The latest on the Royals, who continue to seek a front-rotation starting pitcher...
- The Royals are exploring a group of free agent starters that includes Brett Myers, Kevin Correia, and Jair Jurrjens, tweets ESPN's Jerry Crasnick, which could be a backup plan if they fail to acquire a No. 1. Dutton has heard differently, saying he's been told the Royals have no intention for now of pursuing any pitcher who wouldn't front their rotation.
- The Royals' payroll pinch is tighter than initially believed, explains Bob Dutton of the Kansas City Star. In fact, the team appears to already be over budget. Regarding the Shields talks, a Royals official told Dutton, "It’s not like we’re going to bend over backward,” one club official said. “We’re not going to do that. We want to make a trade to get another starter, be it Shields or someone else, but we don’t feel we have to make a trade." The Rays are likely to wait to move Shields until Zack Greinke signs, writes Dutton.

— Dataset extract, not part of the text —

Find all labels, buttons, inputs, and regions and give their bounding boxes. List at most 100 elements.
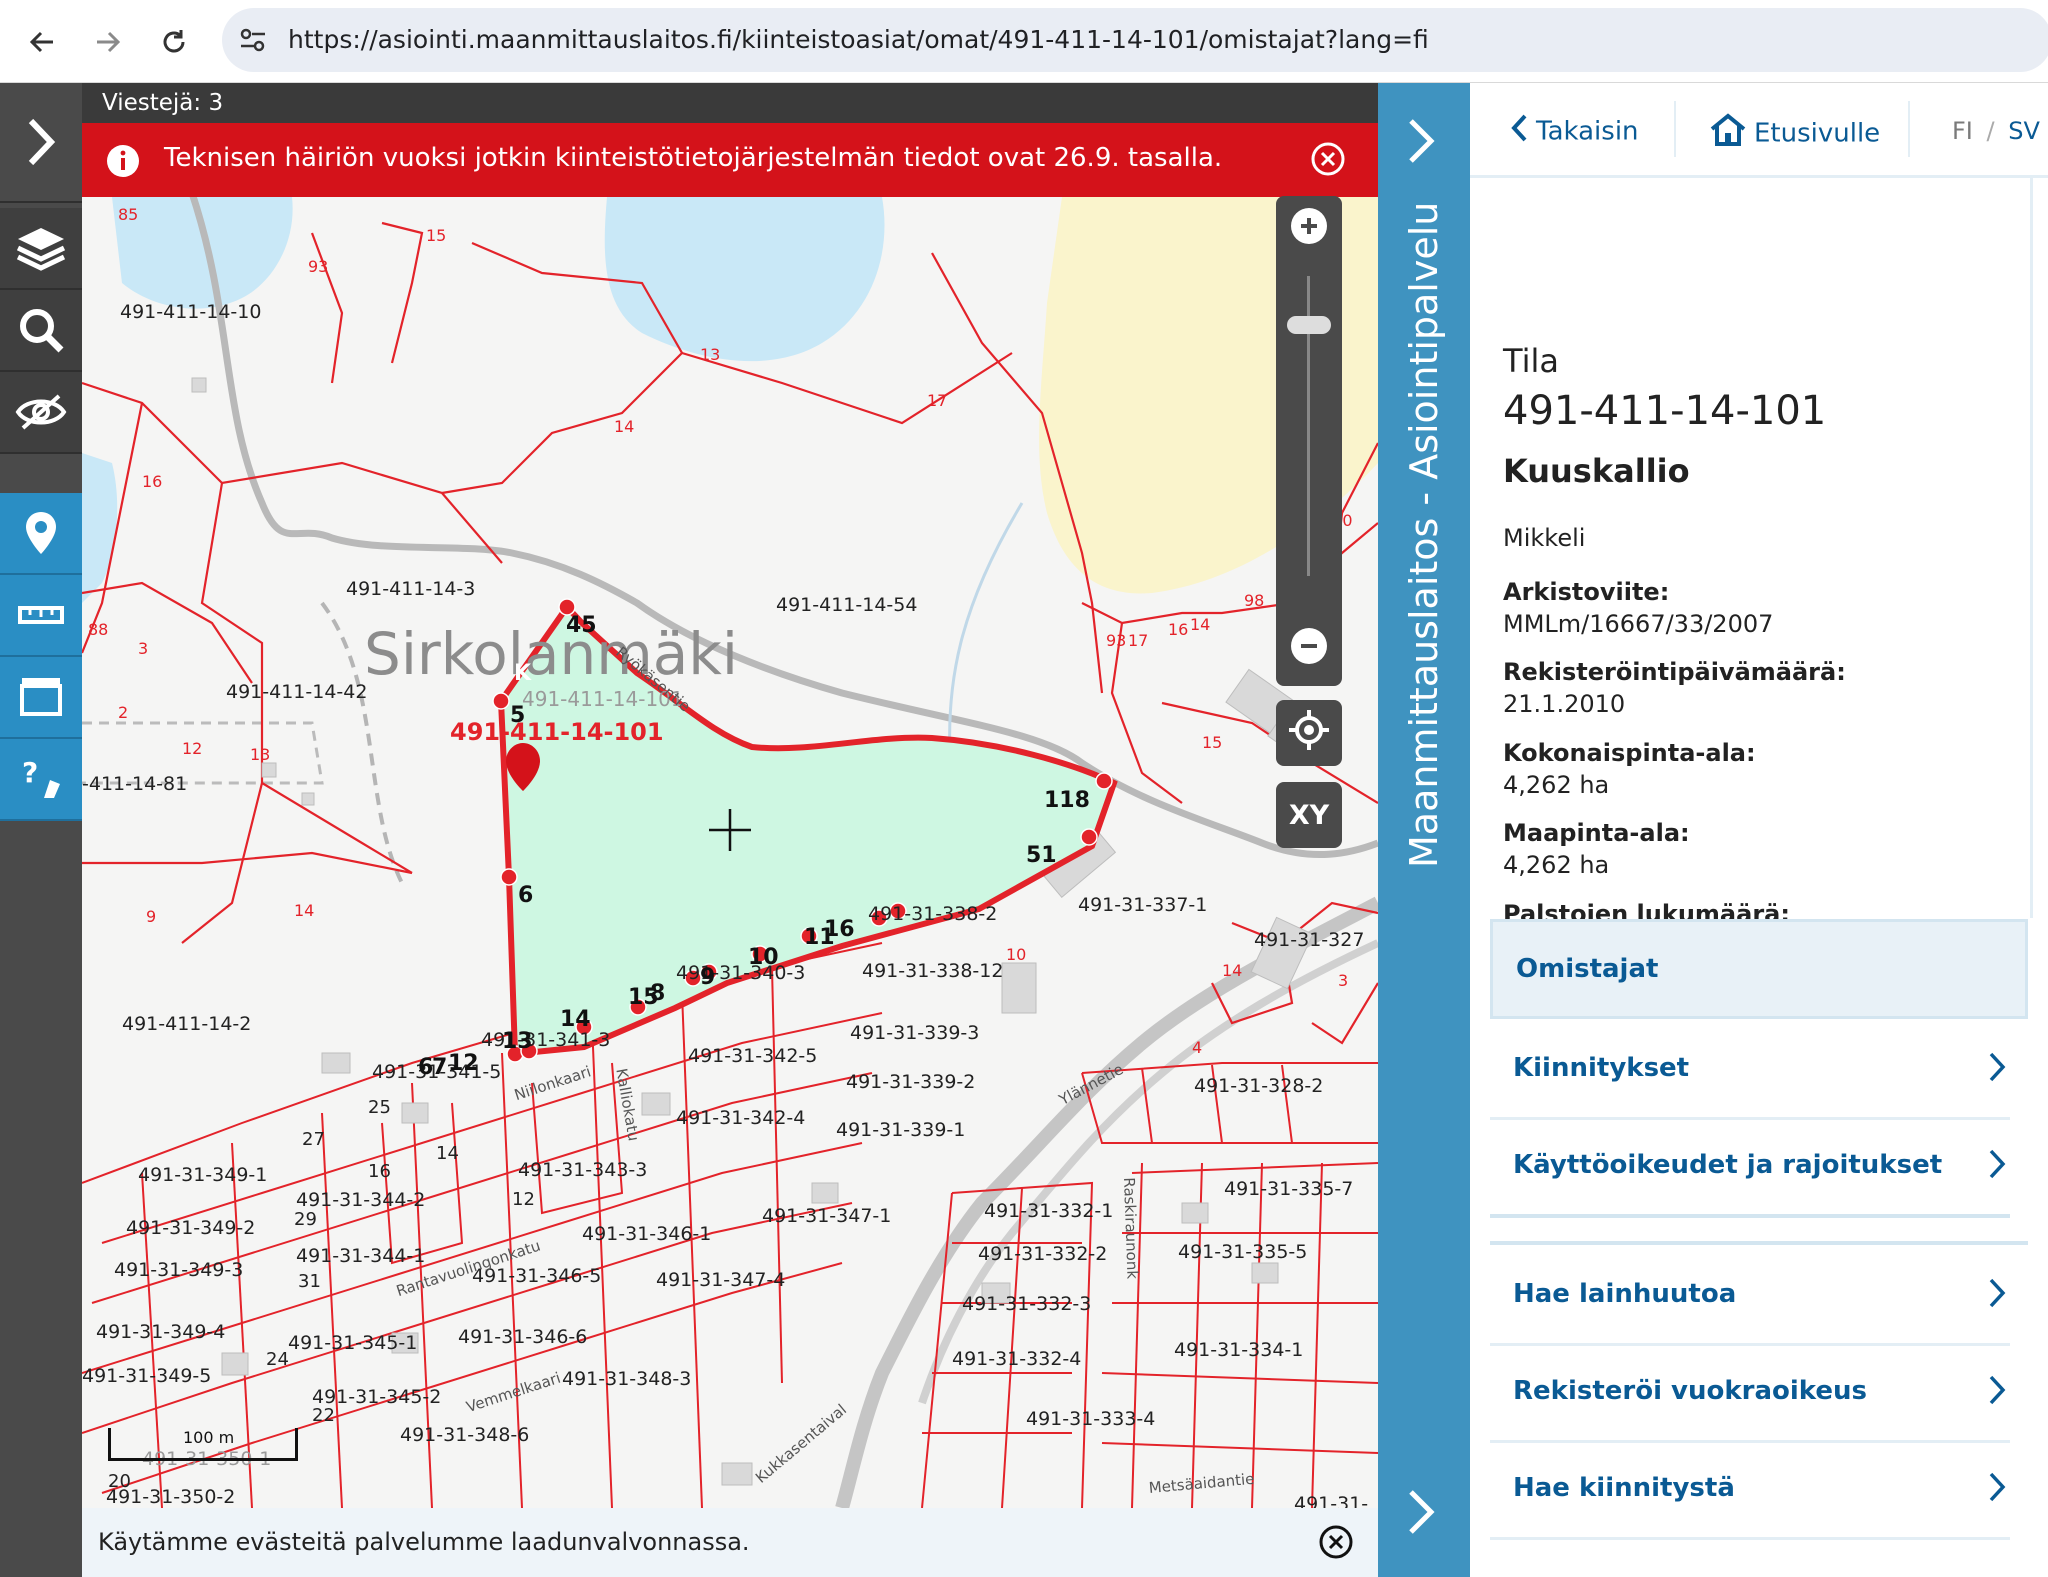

- The Royals are still talking to the Rays about Shields, tweets Yahoo's Jeff Passan, but currently the price of top prospect Wil Myers and then some is too much. Passan's source insists the Royals are not in on Anibal Sanchez, whose market price stands at five years and $70MM+ at this time.
- "The Royals are definitely not in on [R.A.] Dickey," a rival executive told Andy Martino of the New York Daily News.
- The Royals may be at a critical stage in the decision whether to trade top prospect Wil Myers for a starting pitcher such as the Rays' James Shields, tweet Ken Rosenthal and Jon Paul Morosi of FOX Sports. Bob Dutton believes the Royals would not hesitate to trade Myers for Shields, but that it'd probably require more.
- The Royals are interested in a variety of free agent starters, tweeted Morosi earlier, and Anibal Sanchez appears to be their top choice.
- The team is focused on "just a few players," GM Dayton Moore told Bob Dutton of the Kansas City Star today.
Orioles manager Buck Showalter addressed reporters and appeared on MLB Network Radio today to discuss a few O's-related subjects. Let's round up all things Orioles, courtesy of Dan Connolly of the Baltimore Sun, Roch Kubatko of MASNSports.com, MLB.com's Brittany Ghiroli, and Jim Bowden of ESPN.com and SiriusXM (all links go to Twitter)....
- Orioles VP of baseball operations Dan Duquette told reporters he hopes to come home with a signed player by the end of the week.
- The Orioles met with Joe Saunders' reps today and had preliminary talks, tweets Connolly.
- The Orioles have interest in free agents Kevin Correia and Nate Schierholtz, and have had meetings with their agents in Nashville, tweets Connolly.
- Showalter spoke to free agent outfielder Nate McLouth earlier today, and GM Dan Duquette is expected to meet with McLouth's agent tonight. McLouth is looking for only a one-year deal, tweets Ken Rosenthal of FOX Sports, so he can re-establish his value and return to the market.
- The Orioles haven't given up on the idea of re-signing Mark Reynolds, who the club non-tendered last week.
- The O's are also hoping to re-sign Omar Quintanilla, another non-tender.
- If other clubs don't value Baltimore's young players as much as the O's do, the club won't make a trade just for the sake of making one, says Showalter.
- Baltimore's payroll will be between $90MM and $100MM next season.
- According to Showalter, MLB's managers were asked whether they were in favor of expanding instant replay, and 29 of 30 voted yes.